I spoke with Todd Paoletti, Vice President of Product Marketing at Pivotal to explain why Pivotal DD is the next Big Thing to hit the Big Data market.
1. Walk me through how Pivotal DD is used from the inception of a Big Data project and what issues it overcomes during a project lifecycle?
Pivotal DD is an environment that IT can establish for end users to gain on-demand access for rapid analysis to Big Data. Through Pivotal DD metadata and connectors, IT simply defines any data source to be made available for discovery and selection by end users. Data sources from Hadoop to MPP to flat-files are indexed using the system metadata catalog, and role-based access and compliance policies are defined. Once this environment is established, analytic teams can log into a simple web portal to discover the data needed for analysis, provision their own sandboxes, and set up complex analytical workflows that include data movement from heterogeneous sources. With this controlled access and preparation capability, Big Data analysis can happen rapidly, which will increase the productivity of users and usefulness of Big Data.
Pivotal DD solves many types of problems. First, it addresses time to insight. Enterprise data lives in heterogeneous silos and most of it is unstructured, creating huge challenges for IT to deliver a complete and consolidated data set in a timely manner. Second, it addresses the ability to iterate with analysis. In many cases, data scientists or analysts do not know what data sources to tap into and need access to all the data living inside the organization as well as externally to discover hidden insight. Pivotal DD provides visibility into a myriad of data sets for mix and match selection. Third, it addresses escalating IT resources needed to provision data and meet SLAs. With Pivotal DD, analysts and data scientists have self-service access to discover data from any data source, provision terabytes and petabytes of data from multiple sources onto sandboxes in Hadoop or MPP databases, and continuously iterate on demand – all without IT assistance.

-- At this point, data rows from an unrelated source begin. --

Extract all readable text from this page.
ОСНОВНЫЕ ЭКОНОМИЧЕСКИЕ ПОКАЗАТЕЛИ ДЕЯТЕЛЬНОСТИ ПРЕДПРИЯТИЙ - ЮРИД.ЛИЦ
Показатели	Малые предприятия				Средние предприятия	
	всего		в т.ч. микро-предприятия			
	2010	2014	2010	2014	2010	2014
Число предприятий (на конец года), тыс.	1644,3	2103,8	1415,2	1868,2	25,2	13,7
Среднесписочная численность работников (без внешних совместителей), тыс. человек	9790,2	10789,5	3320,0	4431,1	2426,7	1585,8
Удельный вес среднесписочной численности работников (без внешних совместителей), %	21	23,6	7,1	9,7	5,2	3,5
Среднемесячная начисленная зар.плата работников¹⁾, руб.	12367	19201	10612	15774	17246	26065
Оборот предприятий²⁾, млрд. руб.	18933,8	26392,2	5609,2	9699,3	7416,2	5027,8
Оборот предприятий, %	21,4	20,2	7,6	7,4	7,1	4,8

2. Pivotal DD provides a consolidated view into heterogenous data sources inside and outside of an organization. What data sources are supported?
Unlimited number of structured and unstructured data sources. Pivotal DD includes native, high-speed adapters and resource monitoring for multiple platforms, including Pivotal HD and HAWQ, Pivotal Greenplum Database (GPDB), Apache Hadoop, IBM Netezza, Oracle and SQL Server. Pivotal Data Dispatch can also connect with any database through JDBC, and with most distributed file systems such as NFS.

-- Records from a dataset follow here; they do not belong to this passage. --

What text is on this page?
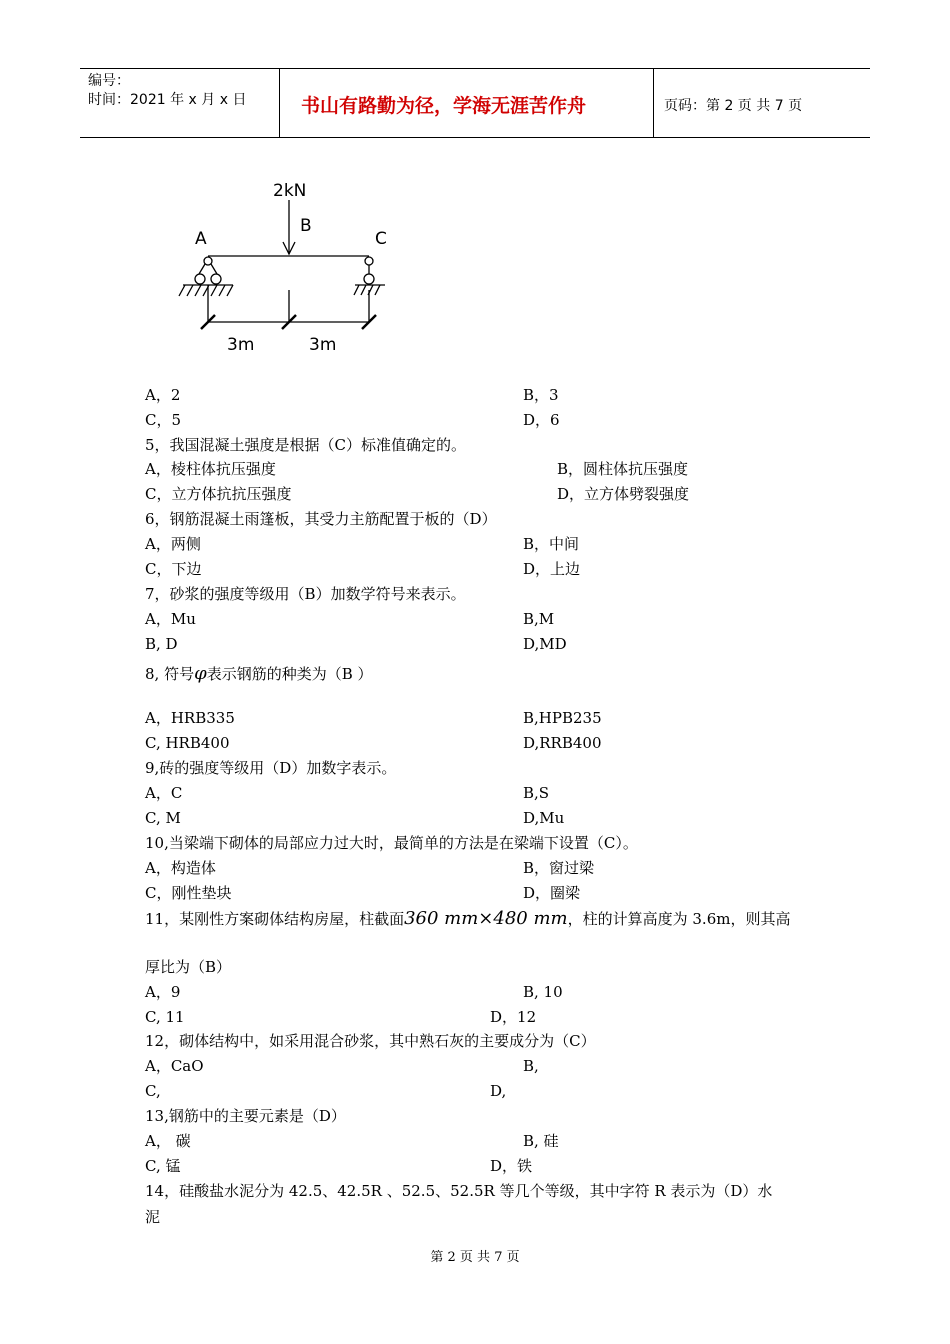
编号：
时间：2021 年 x 月 x 日	书山有路勤为径，学海无涯苦作舟	页码：第 2 页 共 7 页
2kN
B
A	C
3m	3m
A，2	B，3
C，5	D，6
5，我国混凝土强度是根据（C）标准值确定的。
A，棱柱体抗压强度	B，圆柱体抗压强度
C，立方体抗抗压强度	D，立方体劈裂强度
6，钢筋混凝土雨篷板，其受力主筋配置于板的（D）
A，两侧	B，中间
C，下边	D，上边
7，砂浆的强度等级用（B）加数学符号来表示。
A，Mu	B,M
B, D	D,MD
8, 符号φ表示钢筋的种类为（B ）
A，HRB335	B,HPB235
C, HRB400	D,RRB400
9,砖的强度等级用（D）加数字表示。
A，C	B,S
C, M	D,Mu
10,当梁端下砌体的局部应力过大时，最简单的方法是在梁端下设置（C）。
A，构造体	B，窗过梁
C，刚性垫块	D，圈梁
11，某刚性方案砌体结构房屋，柱截面360 mm×480 mm，柱的计算高度为 3.6m，则其高
厚比为（B）
A，9	B, 10
C, 11	D，12
12，砌体结构中，如采用混合砂浆，其中熟石灰的主要成分为（C）
A，CaO	B,
C,	D,
13,钢筋中的主要元素是（D）
A， 碳	B, 硅
C, 锰	D，铁
14，硅酸盐水泥分为 42.5、42.5R 、52.5、52.5R 等几个等级，其中字符 R 表示为（D）水
泥
第 2 页 共 7 页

3. One of the key issues with traditional BI and data warehousing was the lengthy process of ‘time-to- analysis’ due ETL processing and setting up data marts. Can you explain how Pivotal DD shortens the ‘time-to-analysis’ timeframe?
There is no ETL or data mart set up required. PDD provides a logical view of data across multiple sources that IT defines. From this logical view, users can easily browse and search for relevant data, create their own sandboxes, and decide what data to move into the sandbox through multistep workflows that include transformation and analytics. Users can use existing visualization and analytical tools that they know and love for subsequent analysis to further shorten the ‘time to analysis’ window.
4. Pivotal DD was productized or came to life based on a Pivotal solution that NYSE implemented for fast data provisioning under strict SLAs and compliance. Can you please describe what Pivotal DD is in terms of the architecture and technology components?
Pivotal DD is installed as a middleware service on a commodity Linux cluster with the following component services:
- Metadata and Security
- Data Discovery and Search
- Workflow Design
- Resource Management
Pivotal DD has been in production at the NYSE since 2007, provisioning millions of files and terabytes of data per day.
5. What makes Pivotal DD unique in the market over other tools?
There is no other product that provides data staging and provisioning, with self-service and access control wrapped around it. Pivotal DD is the only Big Data on-demand platform focused on enabling end-users to easily discover and analyze data under access and compliance policies set by IT.